Pre-Clinical (IND Enabling) Studies
- Demonstrate acceptable ADME characteristics and/or immune responses in non-GLP animal studies as necessary for IND filing.
- Conduct GLP non-clinical studies for toxicology, pharmacology, and immunogenicity (as appropriate).
- Continue development of animal models for determining efficacy and defining PK/PD relationships for further pre-clinical and clinical studies.
- Develop a scalable and reproducible manufacturing process amenable to GMP.
- Manufacture GMP-compliant pilot lots.
- Initiate development of in-process assays and analytical methods for product characterization and release, including assessments of potency, purity, identity, strength sterility, and quality as appropriate.

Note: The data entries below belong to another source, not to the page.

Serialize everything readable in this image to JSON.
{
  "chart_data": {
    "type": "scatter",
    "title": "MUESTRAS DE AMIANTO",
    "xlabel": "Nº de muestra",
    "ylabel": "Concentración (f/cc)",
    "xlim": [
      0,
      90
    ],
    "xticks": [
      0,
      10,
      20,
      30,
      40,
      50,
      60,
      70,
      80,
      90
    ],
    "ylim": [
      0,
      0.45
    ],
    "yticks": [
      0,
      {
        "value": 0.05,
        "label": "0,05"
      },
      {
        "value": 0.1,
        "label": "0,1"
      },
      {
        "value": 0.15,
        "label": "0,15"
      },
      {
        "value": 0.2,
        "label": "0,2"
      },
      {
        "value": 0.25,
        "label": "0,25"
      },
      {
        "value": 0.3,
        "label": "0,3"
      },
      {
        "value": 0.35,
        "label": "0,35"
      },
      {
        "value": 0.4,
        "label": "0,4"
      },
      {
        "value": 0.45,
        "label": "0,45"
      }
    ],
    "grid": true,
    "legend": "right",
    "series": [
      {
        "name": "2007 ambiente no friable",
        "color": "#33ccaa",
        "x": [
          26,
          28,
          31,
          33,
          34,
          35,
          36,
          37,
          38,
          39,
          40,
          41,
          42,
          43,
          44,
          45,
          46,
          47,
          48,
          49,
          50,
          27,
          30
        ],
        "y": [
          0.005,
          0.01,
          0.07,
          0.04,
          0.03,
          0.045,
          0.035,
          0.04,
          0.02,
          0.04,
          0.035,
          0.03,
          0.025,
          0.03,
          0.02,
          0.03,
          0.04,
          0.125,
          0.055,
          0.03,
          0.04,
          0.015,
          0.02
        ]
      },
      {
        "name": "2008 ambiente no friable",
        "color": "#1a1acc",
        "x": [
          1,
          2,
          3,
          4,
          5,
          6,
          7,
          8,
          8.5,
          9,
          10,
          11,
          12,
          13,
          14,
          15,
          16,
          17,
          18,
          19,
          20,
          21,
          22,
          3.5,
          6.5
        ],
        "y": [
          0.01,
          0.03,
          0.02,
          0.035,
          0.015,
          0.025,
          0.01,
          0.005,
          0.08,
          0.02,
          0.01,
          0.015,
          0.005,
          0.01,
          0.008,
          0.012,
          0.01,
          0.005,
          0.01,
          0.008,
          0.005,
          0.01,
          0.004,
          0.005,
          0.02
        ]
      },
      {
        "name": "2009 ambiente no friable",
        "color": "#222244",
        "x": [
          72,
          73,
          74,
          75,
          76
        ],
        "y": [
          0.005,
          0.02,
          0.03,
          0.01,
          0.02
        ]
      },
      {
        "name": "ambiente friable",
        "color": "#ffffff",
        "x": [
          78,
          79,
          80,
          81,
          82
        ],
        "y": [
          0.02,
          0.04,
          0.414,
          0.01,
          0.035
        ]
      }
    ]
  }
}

- Prepare and submit IND package to FDA.
Research Area 3 – Advanced Development of Sequencing- Based Diagnostics for Biothreats and Emerging Infectious Diseases
NIAID is interested in supporting the development of promising sequencing-based diagnostics for biothreat pathogens as well as pathogens causing emerging and re-emerging infectious diseases. Specifically, the objective of Research Area 3 is to advance the research and development of nucleic acid and protein sequencing solutions on established commercial platforms for the targeted and agnostic detection of bio-threat and naturally emerging infectious pathogens. It is not required to complete the development and FDA clearance of the diagnostic during the project period; however, the targeted metrics for the final diagnostic product should include:
- Turnaround time – pathogen ID within 1-2 hours of specimen collection
- Throughput – minimum of 10 patient samples processed per sequencing run
- Sensitivity – analytical sensitivity of > 97% for infectious pathogen detection
- Specificity – limited off- target detection of < 3%
- Ease of use – automated nucleic acid or protein extraction and sample preparation; simplified transfer to sequencing system; data analyses operated and interpreted with minimal training
- Regulatory – FDA pre-EUA and/or 510(k) clearance
- System utility – other commercially sustainable assays cleared or in development or in planning on same or equivalent system
Development activities that are within the scope of this research area include:
- Nucleic acid or protein extraction method development
- Automated nucleic acid or protein preparation method development
- Sequencing assay development to detect one or more required pathogens
- Metagenomic sequencing assay development for agnostic detection of untargeted pathogens
- Internal and external controls development
- Integration of chemistry processing on automated platforms
- Software development, including database improvement for faster and/or more comprehensive analysis patient sample data
- Reagent scale-up for process validation and pilot manufacturing
- Establishment of clinical studies to validate performance
NIAID estimates that three or more awards may be issued across Research Areas 1 and 2. The total cost and duration for each award may vary depending upon the scope of the project and the technical objectives of the award(s). NIAID estimates a total FY22 budget of up to $11 million for the non-severable base work across all contracts in Research Areas 1 and 2.
NIAID estimates that one or more awards may be issued across Research Area 3 with a total FY22 budget of up to $4 million.
Additional details are available at beta.SAM.gov HHS-NIH-NIAID-BAA2021-1. The proposal deadline is May 24, 2021.